1 Reply Latest reply on Jul 14, 2014 10:28 AM by daniel.blackmon

    Roaming between Bluesocket and third-party APs

    joshintheco New Member

      My deployment is primarily Adtran Bluesocket 1920 APs (6.8-09) with a vWLAN controller (V2_4_0_12).   Due to imposed physical restrictions installing Bluesocket APs, we have some ZyXEL NWA5301-NJ APs in pockets of poor reception.  These third-party APs bridge clients onto the same VLANs as the Bluesocket APs.  There is no captive portal; this is a wide open guest network and a second SSID with a PSK.  We are not using the Unified Access feature.

       

      Client handoff between Bluesocket APs is very good.  The handoff between Bluesocket and ZyXEL...not so much.  The clients want to hang on to the Bluesocket association.

       

      Does anyone have any advice on how I can get better handoffs?  Should I decrease the Bluesocket power?  Or increase the minimum transmit rate (currently 5.5Mbps)?  Does the Unified Access feature only pertain to captive portal-like features or are there advantages to using it for my type of setup?

        • Re: Roaming between Bluesocket and third-party APs
          daniel.blackmon Employee

          Unified User Access would not assist in this situation, and here's why.
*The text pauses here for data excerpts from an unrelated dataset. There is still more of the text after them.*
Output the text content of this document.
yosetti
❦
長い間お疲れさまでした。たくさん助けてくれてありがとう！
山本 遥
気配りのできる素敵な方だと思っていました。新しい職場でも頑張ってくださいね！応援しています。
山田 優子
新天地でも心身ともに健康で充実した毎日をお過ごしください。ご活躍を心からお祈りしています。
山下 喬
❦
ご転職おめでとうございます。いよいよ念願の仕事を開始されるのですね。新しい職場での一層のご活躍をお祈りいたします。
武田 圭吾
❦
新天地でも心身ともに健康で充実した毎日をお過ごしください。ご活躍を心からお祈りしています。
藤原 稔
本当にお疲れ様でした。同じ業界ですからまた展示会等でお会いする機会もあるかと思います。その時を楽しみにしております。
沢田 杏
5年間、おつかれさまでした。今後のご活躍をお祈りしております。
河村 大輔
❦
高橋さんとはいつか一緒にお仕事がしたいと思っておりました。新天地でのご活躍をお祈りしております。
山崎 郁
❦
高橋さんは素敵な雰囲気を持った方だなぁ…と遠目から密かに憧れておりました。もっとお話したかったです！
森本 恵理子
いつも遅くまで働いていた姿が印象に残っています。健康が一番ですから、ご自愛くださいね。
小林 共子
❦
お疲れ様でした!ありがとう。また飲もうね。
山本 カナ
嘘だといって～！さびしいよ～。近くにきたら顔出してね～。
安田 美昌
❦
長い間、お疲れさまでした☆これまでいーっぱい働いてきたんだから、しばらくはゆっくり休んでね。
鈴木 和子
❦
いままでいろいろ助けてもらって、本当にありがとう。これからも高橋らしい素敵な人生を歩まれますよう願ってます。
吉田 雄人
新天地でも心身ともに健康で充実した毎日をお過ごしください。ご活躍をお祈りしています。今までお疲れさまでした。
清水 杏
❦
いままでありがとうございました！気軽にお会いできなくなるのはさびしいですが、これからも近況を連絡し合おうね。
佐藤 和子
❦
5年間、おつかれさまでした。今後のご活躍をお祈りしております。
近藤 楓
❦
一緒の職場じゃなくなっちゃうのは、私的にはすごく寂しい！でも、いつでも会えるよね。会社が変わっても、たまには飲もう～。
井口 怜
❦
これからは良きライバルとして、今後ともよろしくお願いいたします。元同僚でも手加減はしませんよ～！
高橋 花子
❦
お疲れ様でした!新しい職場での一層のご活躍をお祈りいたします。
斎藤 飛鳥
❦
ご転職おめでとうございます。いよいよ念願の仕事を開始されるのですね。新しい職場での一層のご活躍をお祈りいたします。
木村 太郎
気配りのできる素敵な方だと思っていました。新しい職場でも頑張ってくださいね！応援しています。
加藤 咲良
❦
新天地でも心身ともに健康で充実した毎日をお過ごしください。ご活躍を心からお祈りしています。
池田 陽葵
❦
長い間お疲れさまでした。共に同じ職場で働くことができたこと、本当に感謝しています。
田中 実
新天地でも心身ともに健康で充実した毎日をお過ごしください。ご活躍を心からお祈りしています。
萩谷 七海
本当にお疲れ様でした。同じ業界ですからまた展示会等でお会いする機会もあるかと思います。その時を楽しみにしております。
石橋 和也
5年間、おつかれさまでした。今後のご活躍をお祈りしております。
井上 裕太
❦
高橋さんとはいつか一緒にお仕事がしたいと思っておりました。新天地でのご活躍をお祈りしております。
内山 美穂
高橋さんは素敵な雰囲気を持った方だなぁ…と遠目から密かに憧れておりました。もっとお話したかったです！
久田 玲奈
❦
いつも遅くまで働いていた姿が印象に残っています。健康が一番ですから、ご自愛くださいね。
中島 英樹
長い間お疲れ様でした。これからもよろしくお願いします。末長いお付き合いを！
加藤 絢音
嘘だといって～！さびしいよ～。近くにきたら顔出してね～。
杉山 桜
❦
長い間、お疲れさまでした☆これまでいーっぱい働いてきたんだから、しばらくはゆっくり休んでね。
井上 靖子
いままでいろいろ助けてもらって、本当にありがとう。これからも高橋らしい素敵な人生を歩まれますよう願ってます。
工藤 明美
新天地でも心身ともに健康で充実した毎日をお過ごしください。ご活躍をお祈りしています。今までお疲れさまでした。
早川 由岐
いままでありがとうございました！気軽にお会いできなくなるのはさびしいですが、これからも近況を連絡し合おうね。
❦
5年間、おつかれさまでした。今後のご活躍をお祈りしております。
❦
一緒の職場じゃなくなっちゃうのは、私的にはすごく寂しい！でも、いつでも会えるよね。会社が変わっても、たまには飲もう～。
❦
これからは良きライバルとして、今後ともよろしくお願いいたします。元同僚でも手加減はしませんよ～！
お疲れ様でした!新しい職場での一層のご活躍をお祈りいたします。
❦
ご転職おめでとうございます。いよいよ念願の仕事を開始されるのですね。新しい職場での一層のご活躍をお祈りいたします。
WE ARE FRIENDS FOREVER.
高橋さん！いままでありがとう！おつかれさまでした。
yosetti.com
When a client roams, an AP may have buffered traffic for the client. The APs must be able to move buffered traffic to another AP, but the original AP may not know where the client roamed to. The controller assists in this regard, and since 3rd party APs are not controlled by vWLAN, the original BSAP is not sure where to send the buffered traffic.

           

          For your application, are you using the same SSID(s) on the Bluesocket and 3rd party equipment? If so, power settings may help. It is a client decision to roam, and clients tend to compare RSSI values to trigger a roaming event. When the RSSI value for the original AP hits a certain threshold, the client will look at the signal strength from other nearby APs. So again, power settings are always good to examine when roaming issues are present.

           

          The minimum transmit rate can also help. Effectively, the BSAP will remove any client that cannot maintain a certain data rate. Since most clients use dynamic rate shifting to account for poor signal quality, you can be fairly certain that a client that should likely roam but has not will have a low data rate. This is another good setting to look at, however, it does not currently apply to the BSAP 1920 models.